Evaluation of the IITRI compression test method for stiffness and strength determination

Abstract The objective of this paper is to evaluate the IITRI Compression Test Method for measuring the axial compressive modulus and strength of composite materials possessing a high degree of anisotropy in the axial direction. The influence of material anisotropy and test specimen geometry on the data reduction scheme used to characterize the axial compressive modulus and ultimate strength is examined. The findings demonstrate that ASTM D3410 specimen geometries, recommended for the IITRI and Celanese compression test methods, may not always be appropriate for materials that are highly anisotropic in nature.
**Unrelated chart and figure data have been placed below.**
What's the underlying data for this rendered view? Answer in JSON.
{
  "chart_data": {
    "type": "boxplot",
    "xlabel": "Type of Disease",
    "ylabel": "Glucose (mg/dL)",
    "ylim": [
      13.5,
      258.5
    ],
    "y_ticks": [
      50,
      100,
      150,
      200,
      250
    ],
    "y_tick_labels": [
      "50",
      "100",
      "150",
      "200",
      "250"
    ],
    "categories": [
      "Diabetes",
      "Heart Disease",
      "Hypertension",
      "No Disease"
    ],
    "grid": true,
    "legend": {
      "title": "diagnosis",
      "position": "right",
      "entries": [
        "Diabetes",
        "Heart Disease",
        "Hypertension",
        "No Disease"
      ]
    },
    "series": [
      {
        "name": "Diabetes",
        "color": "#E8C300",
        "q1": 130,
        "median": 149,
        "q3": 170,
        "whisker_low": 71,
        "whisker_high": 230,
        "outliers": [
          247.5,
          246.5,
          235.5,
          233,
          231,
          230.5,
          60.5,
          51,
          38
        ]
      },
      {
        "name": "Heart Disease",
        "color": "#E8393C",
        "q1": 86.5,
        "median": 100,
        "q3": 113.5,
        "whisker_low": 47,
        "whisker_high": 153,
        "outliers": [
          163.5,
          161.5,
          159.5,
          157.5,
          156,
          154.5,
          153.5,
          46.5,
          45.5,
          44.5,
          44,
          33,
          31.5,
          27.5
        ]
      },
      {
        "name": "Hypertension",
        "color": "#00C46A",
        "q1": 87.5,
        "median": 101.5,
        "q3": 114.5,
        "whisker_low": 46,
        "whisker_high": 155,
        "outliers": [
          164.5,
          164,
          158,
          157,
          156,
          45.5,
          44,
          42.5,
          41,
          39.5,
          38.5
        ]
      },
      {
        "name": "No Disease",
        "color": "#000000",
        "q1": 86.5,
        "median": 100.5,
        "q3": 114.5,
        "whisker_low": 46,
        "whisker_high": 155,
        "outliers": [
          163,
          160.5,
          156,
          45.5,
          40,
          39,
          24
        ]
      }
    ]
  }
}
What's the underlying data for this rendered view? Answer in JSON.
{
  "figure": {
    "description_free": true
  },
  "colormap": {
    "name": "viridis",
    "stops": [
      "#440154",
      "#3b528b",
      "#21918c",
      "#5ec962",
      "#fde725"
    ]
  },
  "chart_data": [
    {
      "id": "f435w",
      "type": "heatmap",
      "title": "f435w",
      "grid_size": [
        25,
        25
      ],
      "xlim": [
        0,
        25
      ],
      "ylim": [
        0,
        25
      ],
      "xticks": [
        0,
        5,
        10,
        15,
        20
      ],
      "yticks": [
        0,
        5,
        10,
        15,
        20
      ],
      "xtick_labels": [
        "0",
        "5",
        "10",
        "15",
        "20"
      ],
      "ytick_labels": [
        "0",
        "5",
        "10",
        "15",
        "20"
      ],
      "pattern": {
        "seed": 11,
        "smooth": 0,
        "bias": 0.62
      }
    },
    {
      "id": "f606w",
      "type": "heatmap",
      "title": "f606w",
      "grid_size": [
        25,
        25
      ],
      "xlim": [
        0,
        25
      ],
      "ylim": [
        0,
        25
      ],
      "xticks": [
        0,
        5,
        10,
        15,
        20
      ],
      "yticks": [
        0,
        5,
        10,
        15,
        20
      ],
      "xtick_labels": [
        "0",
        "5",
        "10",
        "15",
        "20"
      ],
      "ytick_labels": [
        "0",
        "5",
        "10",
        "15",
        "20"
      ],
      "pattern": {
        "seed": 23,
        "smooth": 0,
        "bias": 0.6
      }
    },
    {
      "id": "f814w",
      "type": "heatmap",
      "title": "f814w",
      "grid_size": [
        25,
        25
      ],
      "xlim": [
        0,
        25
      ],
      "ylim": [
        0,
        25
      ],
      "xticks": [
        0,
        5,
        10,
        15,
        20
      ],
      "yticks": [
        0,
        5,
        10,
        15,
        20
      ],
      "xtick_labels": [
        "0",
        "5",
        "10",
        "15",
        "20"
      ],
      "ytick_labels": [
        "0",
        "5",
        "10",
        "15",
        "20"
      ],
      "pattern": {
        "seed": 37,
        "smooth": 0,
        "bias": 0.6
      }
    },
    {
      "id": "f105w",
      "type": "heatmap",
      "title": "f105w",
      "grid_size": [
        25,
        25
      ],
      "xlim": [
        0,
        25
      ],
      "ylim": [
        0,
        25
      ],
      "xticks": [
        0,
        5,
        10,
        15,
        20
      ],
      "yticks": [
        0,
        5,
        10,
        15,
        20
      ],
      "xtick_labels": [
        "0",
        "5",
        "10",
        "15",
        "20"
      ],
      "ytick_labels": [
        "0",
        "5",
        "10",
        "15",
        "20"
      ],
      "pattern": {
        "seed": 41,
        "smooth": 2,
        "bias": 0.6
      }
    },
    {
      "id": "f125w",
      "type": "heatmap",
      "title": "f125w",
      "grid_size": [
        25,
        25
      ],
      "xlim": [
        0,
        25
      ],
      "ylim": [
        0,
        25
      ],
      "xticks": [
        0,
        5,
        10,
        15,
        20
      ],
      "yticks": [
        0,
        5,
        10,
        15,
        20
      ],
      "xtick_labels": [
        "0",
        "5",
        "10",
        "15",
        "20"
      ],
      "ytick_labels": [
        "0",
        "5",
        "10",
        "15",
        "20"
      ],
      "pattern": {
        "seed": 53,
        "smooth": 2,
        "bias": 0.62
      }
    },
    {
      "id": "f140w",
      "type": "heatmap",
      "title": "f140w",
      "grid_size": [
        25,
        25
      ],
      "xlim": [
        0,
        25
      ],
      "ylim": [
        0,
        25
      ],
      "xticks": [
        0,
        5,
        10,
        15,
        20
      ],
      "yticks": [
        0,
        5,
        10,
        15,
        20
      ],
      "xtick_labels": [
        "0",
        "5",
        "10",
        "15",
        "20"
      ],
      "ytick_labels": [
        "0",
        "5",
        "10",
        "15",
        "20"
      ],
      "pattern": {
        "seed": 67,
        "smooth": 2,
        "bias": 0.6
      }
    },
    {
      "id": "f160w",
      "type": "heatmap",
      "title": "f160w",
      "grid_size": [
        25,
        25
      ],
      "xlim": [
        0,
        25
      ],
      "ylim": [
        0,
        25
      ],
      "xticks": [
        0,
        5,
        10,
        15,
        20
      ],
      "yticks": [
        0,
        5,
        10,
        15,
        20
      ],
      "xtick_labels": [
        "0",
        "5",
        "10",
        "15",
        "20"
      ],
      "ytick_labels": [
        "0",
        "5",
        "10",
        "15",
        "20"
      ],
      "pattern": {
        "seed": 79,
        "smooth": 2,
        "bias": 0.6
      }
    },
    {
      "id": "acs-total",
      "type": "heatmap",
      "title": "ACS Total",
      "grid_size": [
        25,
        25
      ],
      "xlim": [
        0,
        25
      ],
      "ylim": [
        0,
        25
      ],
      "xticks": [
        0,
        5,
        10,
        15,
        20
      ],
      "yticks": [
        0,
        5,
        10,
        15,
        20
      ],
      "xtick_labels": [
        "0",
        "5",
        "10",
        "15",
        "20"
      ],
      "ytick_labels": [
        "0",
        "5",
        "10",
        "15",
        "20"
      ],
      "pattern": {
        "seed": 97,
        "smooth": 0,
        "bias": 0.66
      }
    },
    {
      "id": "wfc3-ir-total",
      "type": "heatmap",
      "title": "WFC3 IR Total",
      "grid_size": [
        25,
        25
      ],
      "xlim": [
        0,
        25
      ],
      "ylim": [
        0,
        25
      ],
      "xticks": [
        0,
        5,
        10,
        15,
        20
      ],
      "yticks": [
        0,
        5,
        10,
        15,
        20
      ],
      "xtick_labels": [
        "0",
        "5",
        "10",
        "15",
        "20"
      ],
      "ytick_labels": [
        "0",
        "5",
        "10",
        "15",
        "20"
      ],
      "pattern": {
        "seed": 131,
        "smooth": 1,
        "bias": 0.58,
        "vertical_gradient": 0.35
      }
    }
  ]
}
The significance of the findings on appropriate specimen design for thick section laminates is also discussed. An error investigation is included which demonstrates to what extent the experimentally determined compressive modulus may be affected if careful consideration of the specimen geometry is not made. This investigation utilizes the finite element method and an elasticity solution based on Saint-Venant's principle for an upper bound estimate on stress decay length in a parametric study involving combinations of specimen geometries with varying material anisotropy. A methodology is presented for sizing specimen geometries as a function of material anisotropy that ensures accurate determination of the linear elastic axial compressive modulus and provides an estimate of the maximum amount of axial strain that can be tolerated prior to Euler buckling induced failure. Based on the degree of material anisotropy and anticipated failure strain, the appropriateness of the test method for a given material system can be evaluated.